Fácil era en otros tiempos emprender ese camino, cuando los conventos se llenaban de advenedizos que buscaban “la religión” como refugio seguro. Conventos que se nutrían de dádivas y concesiones reales o nobiliarias de tierras y siervos a su servicio; y cuando no, con limosnas e impuestos destinados a ellos.

Hoy los conventos de clausura, los más fervorosamente dedicados al culto, meditación y oración –contemplación de Dios y sus misterios--, especialmente los de rama masculina, están en franca desbandada. Conozco el de los camaldulenses del convento de Herrera, situado en el límite con la Rioja junto al Ebro, en la provincia de Burgos. Doce eremitorios (casas) donde, cuando yo lo visité, vivían seis “camáldulos”. Hoy creo que son más: cultivan las tierras, elaboran quesos, alquilan sus tierras y poco más. El resto del día, a la contemplación y al recitado de mantras.

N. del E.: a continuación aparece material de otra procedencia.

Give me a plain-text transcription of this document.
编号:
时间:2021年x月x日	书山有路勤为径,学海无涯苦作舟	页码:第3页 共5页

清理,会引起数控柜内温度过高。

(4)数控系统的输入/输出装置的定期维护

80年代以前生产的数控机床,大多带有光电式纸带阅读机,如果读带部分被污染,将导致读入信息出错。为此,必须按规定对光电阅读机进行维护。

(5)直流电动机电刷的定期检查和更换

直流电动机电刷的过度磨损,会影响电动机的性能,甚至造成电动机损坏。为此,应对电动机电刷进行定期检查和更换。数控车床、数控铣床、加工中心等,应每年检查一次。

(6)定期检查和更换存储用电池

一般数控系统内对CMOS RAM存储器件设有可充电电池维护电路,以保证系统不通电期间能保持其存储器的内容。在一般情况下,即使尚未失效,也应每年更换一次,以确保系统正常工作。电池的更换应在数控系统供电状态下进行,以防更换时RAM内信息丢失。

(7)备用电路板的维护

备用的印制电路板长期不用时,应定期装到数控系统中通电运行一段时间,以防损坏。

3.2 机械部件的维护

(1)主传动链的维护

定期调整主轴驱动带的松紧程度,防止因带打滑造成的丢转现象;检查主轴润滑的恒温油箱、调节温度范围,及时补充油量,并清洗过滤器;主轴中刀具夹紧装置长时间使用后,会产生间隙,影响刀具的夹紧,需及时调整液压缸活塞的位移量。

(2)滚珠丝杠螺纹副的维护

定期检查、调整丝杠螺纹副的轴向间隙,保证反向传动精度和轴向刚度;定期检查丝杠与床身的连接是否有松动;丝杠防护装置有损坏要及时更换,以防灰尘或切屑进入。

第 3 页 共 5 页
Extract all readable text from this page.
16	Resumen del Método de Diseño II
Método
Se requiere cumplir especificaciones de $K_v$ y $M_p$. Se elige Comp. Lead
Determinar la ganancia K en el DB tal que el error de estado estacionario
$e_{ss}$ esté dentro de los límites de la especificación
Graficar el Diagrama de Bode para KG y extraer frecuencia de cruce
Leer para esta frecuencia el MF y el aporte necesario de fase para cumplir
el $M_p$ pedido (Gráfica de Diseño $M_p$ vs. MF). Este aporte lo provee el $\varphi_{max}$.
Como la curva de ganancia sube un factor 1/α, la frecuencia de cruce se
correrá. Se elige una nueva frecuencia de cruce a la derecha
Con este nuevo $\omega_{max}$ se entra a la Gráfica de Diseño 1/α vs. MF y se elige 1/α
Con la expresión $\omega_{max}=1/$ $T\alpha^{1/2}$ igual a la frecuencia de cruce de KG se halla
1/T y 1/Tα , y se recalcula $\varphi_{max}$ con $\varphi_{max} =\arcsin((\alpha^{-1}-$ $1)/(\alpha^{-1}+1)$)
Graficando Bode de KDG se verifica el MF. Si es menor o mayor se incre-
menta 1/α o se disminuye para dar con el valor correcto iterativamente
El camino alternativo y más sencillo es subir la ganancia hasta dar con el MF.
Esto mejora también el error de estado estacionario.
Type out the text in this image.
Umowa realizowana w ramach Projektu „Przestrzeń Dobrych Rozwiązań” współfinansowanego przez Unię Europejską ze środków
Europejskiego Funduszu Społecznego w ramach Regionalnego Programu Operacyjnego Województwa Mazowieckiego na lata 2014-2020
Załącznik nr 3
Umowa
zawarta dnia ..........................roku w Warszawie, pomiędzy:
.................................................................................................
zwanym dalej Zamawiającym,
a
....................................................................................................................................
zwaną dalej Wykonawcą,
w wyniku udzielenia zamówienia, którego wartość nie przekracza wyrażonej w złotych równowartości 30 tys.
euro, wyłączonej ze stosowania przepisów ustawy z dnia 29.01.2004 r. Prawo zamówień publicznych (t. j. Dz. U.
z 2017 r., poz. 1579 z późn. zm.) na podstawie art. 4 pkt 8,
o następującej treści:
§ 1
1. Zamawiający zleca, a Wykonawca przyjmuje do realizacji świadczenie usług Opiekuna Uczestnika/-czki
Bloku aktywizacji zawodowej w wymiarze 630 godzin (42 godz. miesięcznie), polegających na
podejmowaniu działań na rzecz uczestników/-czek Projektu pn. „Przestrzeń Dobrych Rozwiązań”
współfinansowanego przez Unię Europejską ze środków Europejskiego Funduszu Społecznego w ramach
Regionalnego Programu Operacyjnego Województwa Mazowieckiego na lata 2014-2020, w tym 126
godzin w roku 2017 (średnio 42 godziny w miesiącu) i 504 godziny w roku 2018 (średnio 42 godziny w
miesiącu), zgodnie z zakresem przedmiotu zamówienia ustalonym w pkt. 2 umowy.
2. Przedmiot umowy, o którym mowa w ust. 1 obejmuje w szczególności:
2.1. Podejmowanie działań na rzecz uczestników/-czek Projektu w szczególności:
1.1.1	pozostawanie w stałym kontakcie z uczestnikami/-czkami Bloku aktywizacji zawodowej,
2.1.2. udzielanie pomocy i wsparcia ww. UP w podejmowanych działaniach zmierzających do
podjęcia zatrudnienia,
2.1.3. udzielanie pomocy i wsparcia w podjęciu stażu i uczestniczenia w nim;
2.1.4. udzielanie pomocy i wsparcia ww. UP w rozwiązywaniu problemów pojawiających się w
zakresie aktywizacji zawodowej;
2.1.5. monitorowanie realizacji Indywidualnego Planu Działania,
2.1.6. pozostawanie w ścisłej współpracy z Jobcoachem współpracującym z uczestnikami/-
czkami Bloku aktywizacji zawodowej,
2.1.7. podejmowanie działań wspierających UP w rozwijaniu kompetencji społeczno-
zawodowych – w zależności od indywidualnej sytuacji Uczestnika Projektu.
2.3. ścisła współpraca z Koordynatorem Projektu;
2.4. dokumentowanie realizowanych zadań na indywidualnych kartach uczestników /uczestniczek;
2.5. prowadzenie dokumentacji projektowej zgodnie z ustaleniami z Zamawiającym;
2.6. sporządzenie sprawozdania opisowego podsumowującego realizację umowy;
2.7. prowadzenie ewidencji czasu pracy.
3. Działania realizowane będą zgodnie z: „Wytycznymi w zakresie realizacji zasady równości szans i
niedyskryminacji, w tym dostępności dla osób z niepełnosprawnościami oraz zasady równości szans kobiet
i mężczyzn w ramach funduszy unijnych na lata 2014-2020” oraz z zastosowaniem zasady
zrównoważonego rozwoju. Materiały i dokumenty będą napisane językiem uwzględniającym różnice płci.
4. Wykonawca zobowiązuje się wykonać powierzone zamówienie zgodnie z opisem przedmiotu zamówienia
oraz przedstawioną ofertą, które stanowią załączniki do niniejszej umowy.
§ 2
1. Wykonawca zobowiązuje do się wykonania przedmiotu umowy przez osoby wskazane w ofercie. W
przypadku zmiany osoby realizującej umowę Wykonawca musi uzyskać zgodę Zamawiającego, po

Por la parte femenina, las monjas han buscado el sustento gracias a la esmerada elaboración de sus riquísimos dulces, al trabajo de huertas y animales domésticos, a la confección de lujosos bordados o a tareas informáticas para algunos bancos. Llevan, pues, vida normal, como cualquier persona que vive de su propio trabajo. Aun así, en la mayor parte de los conventos sus miembros son de edad muy avanzada.

Y pensando en esa dedicación plena a la “contemplación”, ¿se puede decir que “eso” es “vida de perfección”? Un sector de la Iglesia, fieles incluidos, sigue pensando que sí. Los demás vemos vidas truncadas, improductivas, alejadas de la sociedad en la que el hombre consigue su perfección.